The Brooklyn Children’s Aid Society was founded in 1853 by Charles Loring Brace. Today it is known as the Children’s Aid Society. The reason this is important is that when an old establishment such as this is still in operation, under a different name, they often give some detailed history about the organization as well as possibly indicating where some of the records may be for the older years.

The Brooklyn Children’s Aid Society was heavily involved in the Orphan Train movement that resulted in approximately 150,000 abandoned, abused and orphaned children being placed in families in the west in an effort to supply them with better home lives. You did not mention where your grandmother was placed as a “mother’s helper,” but this movement affected a number of children in New York City.

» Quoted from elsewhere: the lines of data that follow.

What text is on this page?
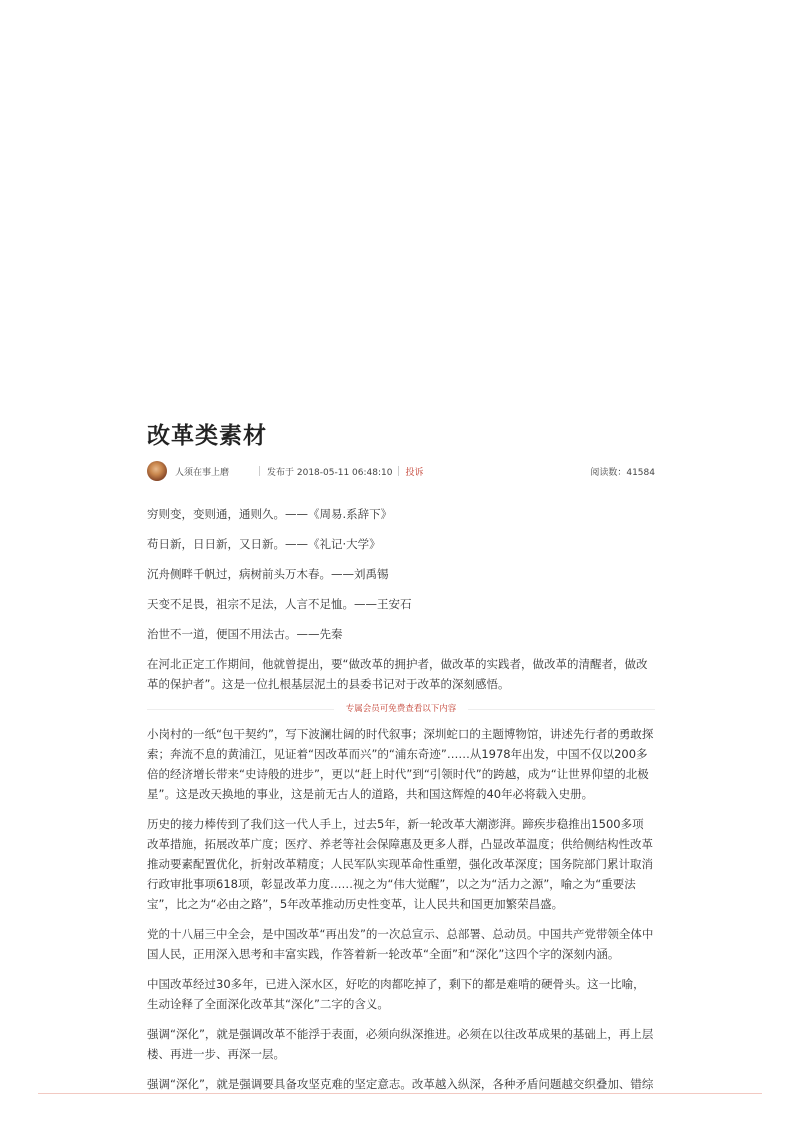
改革类素材
人须在事上磨	发布于 2018-05-11 06:48:10 投诉	阅读数：41584

穷则变，变则通，通则久。——《周易.系辞下》

苟日新，日日新，又日新。——《礼记·大学》

沉舟侧畔千帆过，病树前头万木春。——刘禹锡

天变不足畏，祖宗不足法，人言不足恤。——王安石

治世不一道，便国不用法古。——先秦

在河北正定工作期间，他就曾提出，要“做改革的拥护者，做改革的实践者，做改革的清醒者，做改革的保护者”。这是一位扎根基层泥土的县委书记对于改革的深刻感悟。

专属会员可免费查看以下内容

小岗村的一纸“包干契约”，写下波澜壮阔的时代叙事；深圳蛇口的主题博物馆，讲述先行者的勇敢探索；奔流不息的黄浦江，见证着“因改革而兴”的“浦东奇迹”……从1978年出发，中国不仅以200多倍的经济增长带来“史诗般的进步”，更以“赶上时代”到“引领时代”的跨越，成为“让世界仰望的北极星”。这是改天换地的事业，这是前无古人的道路，共和国这辉煌的40年必将载入史册。

历史的接力棒传到了我们这一代人手上，过去5年，新一轮改革大潮澎湃。蹄疾步稳推出1500多项改革措施，拓展改革广度；医疗、养老等社会保障惠及更多人群，凸显改革温度；供给侧结构性改革推动要素配置优化，折射改革精度；人民军队实现革命性重塑，强化改革深度；国务院部门累计取消行政审批事项618项，彰显改革力度……视之为“伟大觉醒”，以之为“活力之源”，喻之为“重要法宝”，比之为“必由之路”，5年改革推动历史性变革，让人民共和国更加繁荣昌盛。

党的十八届三中全会，是中国改革“再出发”的一次总宣示、总部署、总动员。中国共产党带领全体中国人民，正用深入思考和丰富实践，作答着新一轮改革“全面”和“深化”这四个字的深刻内涵。

中国改革经过30多年，已进入深水区，好吃的肉都吃掉了，剩下的都是难啃的硬骨头。这一比喻，生动诠释了全面深化改革其“深化”二字的含义。

强调“深化”，就是强调改革不能浮于表面，必须向纵深推进。必须在以往改革成果的基础上，再上层楼、再进一步、再深一层。

强调“深化”，就是强调要具备攻坚克难的坚定意志。改革越入纵深，各种矛盾问题越交织叠加、错综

On The Children’s Aid Society web site under their About section is a link to the History of the society. Housed here is reference to the Victor Remer Historical Archives <> which lists a finding aid to the records in this archival collection, which are maintained by the New-York Historical Society. You will want to comb through this online finding aid to see if any of the case files or register books could answer some of your questions.

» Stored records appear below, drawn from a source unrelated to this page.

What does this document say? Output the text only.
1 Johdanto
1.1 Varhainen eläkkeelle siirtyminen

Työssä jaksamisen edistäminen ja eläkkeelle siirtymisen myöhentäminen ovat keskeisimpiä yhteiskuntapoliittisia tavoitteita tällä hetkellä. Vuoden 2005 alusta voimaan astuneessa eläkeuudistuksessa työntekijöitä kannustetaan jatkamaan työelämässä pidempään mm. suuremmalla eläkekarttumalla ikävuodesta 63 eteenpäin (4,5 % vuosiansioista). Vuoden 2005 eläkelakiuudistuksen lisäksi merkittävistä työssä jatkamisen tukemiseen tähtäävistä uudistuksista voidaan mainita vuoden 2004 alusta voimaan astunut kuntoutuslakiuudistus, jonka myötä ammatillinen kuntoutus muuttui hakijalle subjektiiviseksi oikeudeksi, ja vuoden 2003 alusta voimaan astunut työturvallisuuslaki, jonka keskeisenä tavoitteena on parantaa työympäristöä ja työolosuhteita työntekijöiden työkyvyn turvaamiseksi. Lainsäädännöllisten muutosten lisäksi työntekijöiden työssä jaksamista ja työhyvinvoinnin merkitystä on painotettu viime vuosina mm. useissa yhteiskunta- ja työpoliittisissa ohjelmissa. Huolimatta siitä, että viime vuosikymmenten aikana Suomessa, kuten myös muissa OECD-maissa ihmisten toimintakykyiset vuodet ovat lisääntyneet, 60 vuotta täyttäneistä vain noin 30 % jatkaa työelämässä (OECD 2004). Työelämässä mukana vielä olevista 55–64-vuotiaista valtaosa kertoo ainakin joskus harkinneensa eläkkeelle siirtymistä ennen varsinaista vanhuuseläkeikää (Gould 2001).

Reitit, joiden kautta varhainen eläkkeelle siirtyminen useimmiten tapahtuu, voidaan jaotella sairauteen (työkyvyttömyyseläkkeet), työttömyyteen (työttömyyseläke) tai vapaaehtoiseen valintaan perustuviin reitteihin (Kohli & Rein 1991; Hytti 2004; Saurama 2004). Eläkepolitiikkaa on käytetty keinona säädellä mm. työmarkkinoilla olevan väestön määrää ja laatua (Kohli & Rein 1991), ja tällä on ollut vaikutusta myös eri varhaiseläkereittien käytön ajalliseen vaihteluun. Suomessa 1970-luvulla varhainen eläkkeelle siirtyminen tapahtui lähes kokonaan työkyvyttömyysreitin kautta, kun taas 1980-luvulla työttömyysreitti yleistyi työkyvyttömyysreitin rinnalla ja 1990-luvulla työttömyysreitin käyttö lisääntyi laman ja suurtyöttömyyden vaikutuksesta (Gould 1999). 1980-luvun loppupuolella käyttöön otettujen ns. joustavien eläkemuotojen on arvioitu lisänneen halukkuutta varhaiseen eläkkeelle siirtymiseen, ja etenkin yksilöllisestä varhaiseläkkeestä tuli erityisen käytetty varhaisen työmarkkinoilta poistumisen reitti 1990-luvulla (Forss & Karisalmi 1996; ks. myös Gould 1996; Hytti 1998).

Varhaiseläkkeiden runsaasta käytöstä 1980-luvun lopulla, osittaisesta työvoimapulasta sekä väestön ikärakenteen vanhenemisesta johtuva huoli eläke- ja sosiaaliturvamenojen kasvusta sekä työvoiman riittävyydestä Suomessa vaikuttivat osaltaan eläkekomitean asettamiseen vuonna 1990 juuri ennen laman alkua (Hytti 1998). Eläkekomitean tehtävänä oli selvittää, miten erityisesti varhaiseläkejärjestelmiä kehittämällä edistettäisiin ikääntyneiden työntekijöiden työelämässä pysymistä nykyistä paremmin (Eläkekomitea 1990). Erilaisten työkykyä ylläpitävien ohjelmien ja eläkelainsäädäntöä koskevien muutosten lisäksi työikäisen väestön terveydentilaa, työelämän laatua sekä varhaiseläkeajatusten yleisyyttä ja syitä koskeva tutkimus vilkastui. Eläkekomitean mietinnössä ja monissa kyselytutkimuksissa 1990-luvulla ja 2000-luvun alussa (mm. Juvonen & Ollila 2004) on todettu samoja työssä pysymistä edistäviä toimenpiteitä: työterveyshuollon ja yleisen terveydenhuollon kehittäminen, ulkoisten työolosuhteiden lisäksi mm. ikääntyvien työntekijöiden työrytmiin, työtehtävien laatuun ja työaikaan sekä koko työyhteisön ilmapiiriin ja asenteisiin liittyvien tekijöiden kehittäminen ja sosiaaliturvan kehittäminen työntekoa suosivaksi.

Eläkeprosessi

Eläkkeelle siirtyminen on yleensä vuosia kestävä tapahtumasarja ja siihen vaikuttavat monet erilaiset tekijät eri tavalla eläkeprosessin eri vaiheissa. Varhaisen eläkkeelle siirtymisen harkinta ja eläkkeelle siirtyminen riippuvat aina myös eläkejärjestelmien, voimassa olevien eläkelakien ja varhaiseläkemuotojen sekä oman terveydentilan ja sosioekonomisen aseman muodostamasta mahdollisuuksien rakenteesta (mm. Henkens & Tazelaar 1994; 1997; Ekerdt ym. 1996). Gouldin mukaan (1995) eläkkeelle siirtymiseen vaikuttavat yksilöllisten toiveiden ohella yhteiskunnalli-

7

In regard to ship logs, more often referred to as passenger lists, everyone who was on board the ship would be listed on the manifest. However, if her name was changed after she was taken from her “aunts” then it may be more difficult to locate her in the passenger lists.

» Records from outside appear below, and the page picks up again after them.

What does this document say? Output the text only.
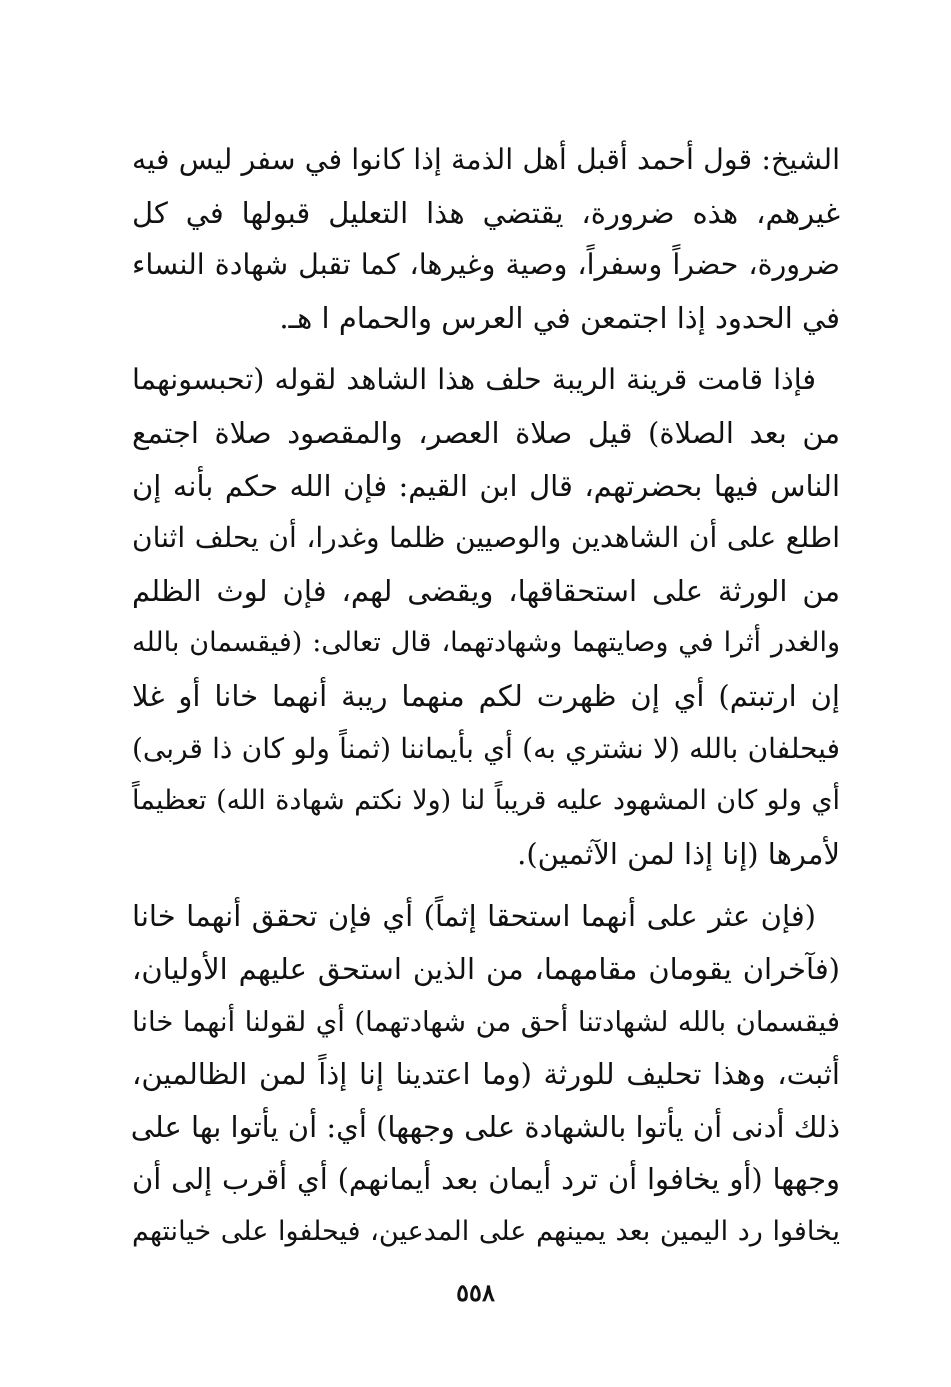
الشيخ: قول أحمد أقبل أهل الذمة إذا كانوا في سفر ليس فيه
غيرهم، هذه ضرورة، يقتضي هذا التعليل قبولها في كل
ضرورة، حضراً وسفراً، وصية وغيرها، كما تقبل شهادة النساء
في الحدود إذا اجتمعن في العرس والحمام ا هـ.
فإذا قامت قرينة الريبة حلف هذا الشاهد لقوله (تحبسونهما
من بعد الصلاة) قيل صلاة العصر، والمقصود صلاة اجتمع
الناس فيها بحضرتهم، قال ابن القيم: فإن الله حكم بأنه إن
اطلع على أن الشاهدين والوصيين ظلما وغدرا، أن يحلف اثنان
من الورثة على استحقاقها، ويقضى لهم، فإن لوث الظلم
والغدر أثرا في وصايتهما وشهادتهما، قال تعالى: (فيقسمان بالله
إن ارتبتم) أي إن ظهرت لكم منهما ريبة أنهما خانا أو غلا
فيحلفان بالله (لا نشتري به) أي بأيماننا (ثمناً ولو كان ذا قربى)
أي ولو كان المشهود عليه قريباً لنا (ولا نكتم شهادة الله) تعظيماً
لأمرها (إنا إذا لمن الآثمين).
(فإن عثر على أنهما استحقا إثماً) أي فإن تحقق أنهما خانا
(فآخران يقومان مقامهما، من الذين استحق عليهم الأوليان،
فيقسمان بالله لشهادتنا أحق من شهادتهما) أي لقولنا أنهما خانا
أثبت، وهذا تحليف للورثة (وما اعتدينا إنا إذاً لمن الظالمين،
ذلك أدنى أن يأتوا بالشهادة على وجهها) أي: أن يأتوا بها على
وجهها (أو يخافوا أن ترد أيمان بعد أيمانهم) أي أقرب إلى أن
يخافوا رد اليمين بعد يمينهم على المدعين، فيحلفوا على خيانتهم
٥٥٨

You did not mention who she married or when, but if she married after 1922, then she would have had to apply for naturalization on her own, she would not have ben automatically a U.S. citizen upon marriage. Naturalization records of this period are valuable in regard to the information supplied about place and date of birth. It would not supply the names of her parents, but could assist with locating her birth in Greece and this getting her parents’ names that way.

In regard to police/court records in regard to abuse, the court records may be easier to find. You will want to search for court records for Kings County, New York. However, it is possible that given the time frame in question you may discover some restrictions of the records. They will not be available online though. You may wish to visit the New York State Unified Courts System page for Brooklyn and call to find out where earlier records may be housed and what restrictions exist. Initially you are in need of a docket entry if your grandmother’s aunts were brought before the courts.

First though, I would suggest approaching the records of the Victor Remer Historical Archives to determine when she was removed and placed in the Brooklyn Children’s Aid Society. The intake registers often indicate the issues of why a child was brought, but more importantly will give you a date or at least a year with which to research the court records.